L&Q says: “In normal protest, you’re allowed a core belief but not the ability to expand upon it. But ‘Negro Swan’ takes a look at “Black Lives Matter” and carefully starts to add the “because”.”
Read Tristan Gatward’s full review

Artist: Tirzah
Title: Devotion
Label: Domino
What is it? Follower’s of the London songwriter know the wait has been long – but this Mica Levi-assisted debut has been worth the wait.
L&Q says: “A bold statement of intent from a young artist who already sounds as if she’s carved out her own niche.”
Read Joe Goggins’ full review

Artist: IDLES
Title: Joy As An Act Of Resistance
Label: Partisan
What is it? ‘Brutalism’ was the Bristol punk band’s breakthrough – ‘Joy’ is no less bludgeoning, but this time it’s less with frenzied riffs and more with honesty and relatable strife.
L&Q says: “It’s a punch-up and it’s a bear hug. It’s a less chic release than ‘Brutalism’, but the curse-of-the-second-album is not even a consideration.”
Read Tristan Gatward’s full review

Artist: Szun Waves
Title: New Hymn To Freedom
Label: LEAF
What is it?
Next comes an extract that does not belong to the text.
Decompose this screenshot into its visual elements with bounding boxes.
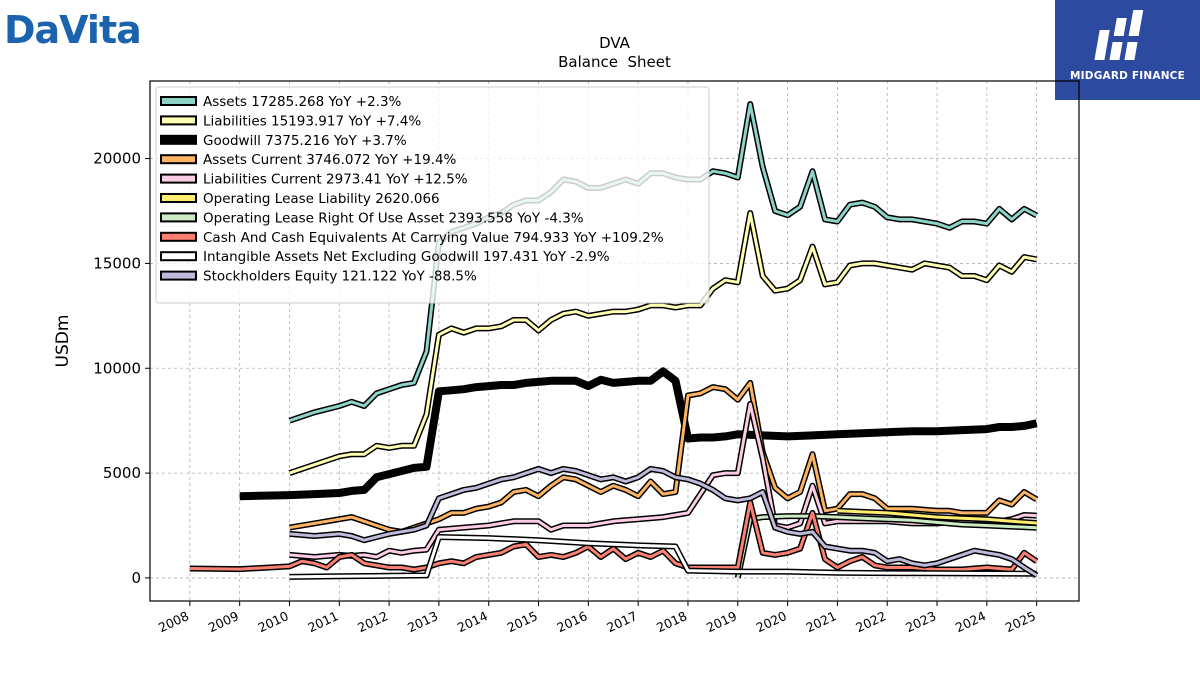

Underground experimentalists unite for LP2 – Luke Abbott (Earlham Mystic), Portico Quartet’s Jack Wyllie and PVT’s Laurence Pike provide the heady jams.
L&Q says: “Playfully connecting the dots between jazz, classical and electronic Szun Waves tastefully conjure the out-of-body spiritualism explored by legends Alice Coltrane and Sun Ra through the mingling of these genres.”
Read Stephen Butchard’s full review

Artist: School Damage
Title: A to X
Label: Chapter Music
What is it? Second album from the Melbourne DIY band who have more in common with the sounds of New Zealand 1988 or, well, most of UK post-punk.
L&Q says: “‘A to X’ is – appropriately given its title – a glossary lesson in how to pick apart post-punk’s past in a modern context and make it sound refreshingly new.”